El silencio que impera por toda la casa magnifica el ruido de su paso militarizado. Cuando llega al cuarto principal, encuentra a la abuela Elisa terminando los preparativos para la partida. Al abuelo le da la impresión de que la mujer está tan seca de carnes que parece un perchero sobre el cual colgaron un vestido. En treinta y siete años de matrimonio, es la primera vez que ve a Elisa sin la alianza en el dedo anular. No comenta. No es momento para desavenencias.

—¡Elisinha! En diez minutos tienen que estar todas en el jeep —ordena, y vuelve a golpear la puerta del cuarto.

En cuanto la abuela Elisa llega conmigo y con las hijas —mis tías— al todoterreno, las maletas ya habían sido cargadas.

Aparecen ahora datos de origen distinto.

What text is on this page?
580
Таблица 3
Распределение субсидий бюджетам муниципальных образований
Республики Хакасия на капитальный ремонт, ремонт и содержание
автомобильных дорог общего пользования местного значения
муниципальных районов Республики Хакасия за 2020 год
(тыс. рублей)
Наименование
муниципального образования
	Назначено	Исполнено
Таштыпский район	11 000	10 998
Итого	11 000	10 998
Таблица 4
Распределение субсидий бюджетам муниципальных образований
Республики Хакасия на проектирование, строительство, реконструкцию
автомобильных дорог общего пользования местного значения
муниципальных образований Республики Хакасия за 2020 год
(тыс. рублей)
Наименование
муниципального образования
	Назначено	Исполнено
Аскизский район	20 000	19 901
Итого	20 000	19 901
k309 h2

Todos esperaban dentro de los vehículos. Íbamos a ser escoltados por ocho hombres distribuidos en tres jeeps.

La razón de nuestra demora son las sombras que nos siguen: doña Bia, Hermínia y Cândida; caminan detrás de nosotros con la cabeza hundida en el pecho, los brazos erguidos y las palmas de las manos abiertas vueltas hacia el cielo. Lloran y cantan una letanía triste. Esperan que ocurra un milagro.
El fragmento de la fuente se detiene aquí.